Chapter 8: Learner-led learning circles to share apps and tips

Learning circles and informal workshops focused on cellphone use and useful apps can be incorporated into programs, providing opportunities for learners to take on leadership roles and serving as an outreach activity. They can take place weekly at scheduled times over a period of six to eight weeks. Learn more about the approach in the context of U.S.-based adult basic education programs.

Learners who rely on their smartphones and have figured out some savvy strategies to keep costs low, remain secure and troubleshoot might be interested in leading informal workshops for others. You might simply need to provide some space and the opportunity to encourage the sharing of strategies and information. When speaking with a group of learners as part of a research project, we learned that a group of students had some very clear ideas about what they would like to learn in relation to technology in their lives.

Talking to students about the ways they use their devices at home and their technology concerns could help when developing new workshops and courses. It also makes sense to build on the technology knowledge and skills that learners have developed using their smartphones.

Students discuss security and troubleshooting

A group of students in one program discussed the importance of learning how to protect themselves from fraud and manipulation when online. The conversation started when one student recalled the experiences of another student, an older woman who was learning to use a computer for the first time.

I feel for that woman. She has absolutely no skill level. The first thing they are teaching her is how to log on and off, but what she also needs to learn is about viruses and nefarious sites. People need to learn how not to be a victim of fraudulent and nefarious programs. All of a sudden, everything you’ve ever worked for is going to someone. They have armies of people trying to steal our information.

Another student started to share his knowledge about various add-ons and applications he has learned to use to protect his computer and online activity. People need to protect against hacking, he explained, recommending NoScript, an extension to avoid pop-up ads and malicious viruses. He also suggested that people need to learn how to clear their cache regularly. 

Both then discussed how they have learned to deal with viruses and accumulated malware. One mentioned the use of a FixMeStick. The other discussed how to find a trustworthy technician when nothing else seems to work.
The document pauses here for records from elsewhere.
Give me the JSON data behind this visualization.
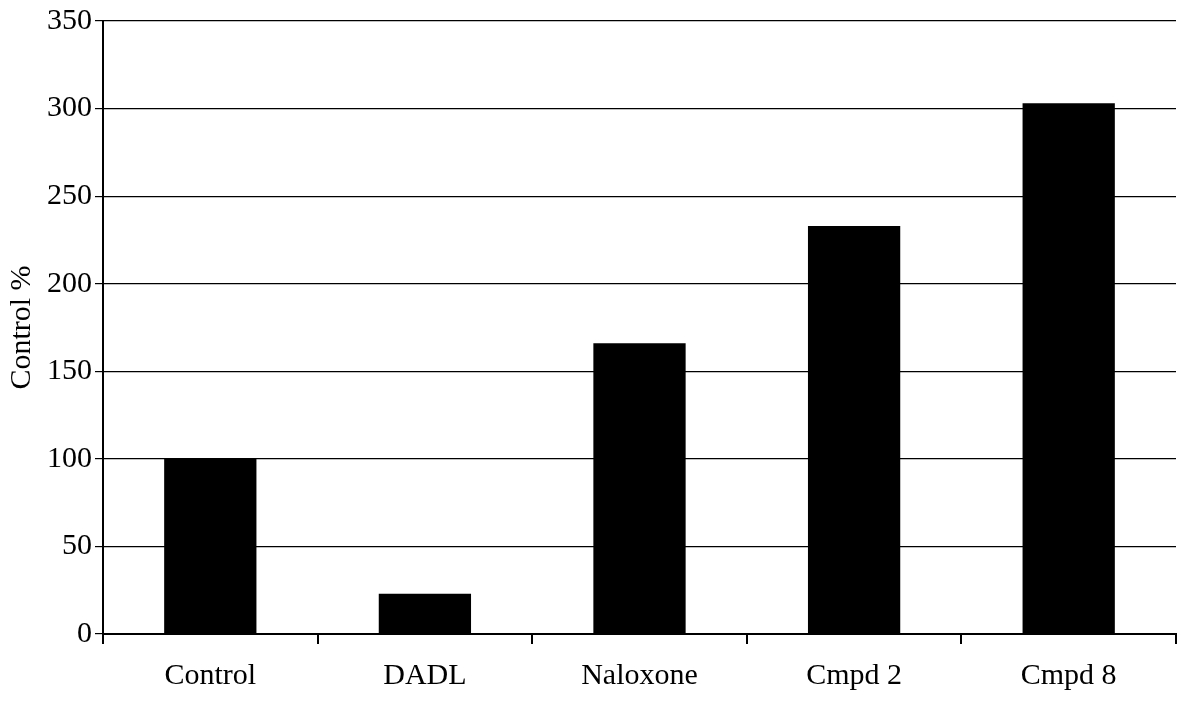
{
  "chart_data": {
    "type": "bar",
    "ylabel": "Control %",
    "categories": [
      "Control",
      "DADL",
      "Naloxone",
      "Cmpd 2",
      "Cmpd 8"
    ],
    "values": [
      100,
      23,
      166,
      233,
      303
    ],
    "color": "#000000",
    "ylim": [
      0,
      350
    ],
    "yticks": [
      0,
      50,
      100,
      150,
      200,
      250,
      300,
      350
    ],
    "grid": "y"
  }
}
A third student then explained that he never used to worry about someone taking his information until the day he became the victim of debit card theft while purchasing gas. He had $1,500 stolen, which was returned to him by his bank, but he is now much more cautious.

They then discussed the usefulness of learning to do more precise searches using AND, OR and quotation marks. Two agreed this would be very useful to learn. People need to be wary when spending too much time with technology, particularly when gaming, added a younger student. It’s also important to learn about healthy tech use and to recognize when teens and young adults could be running into problems.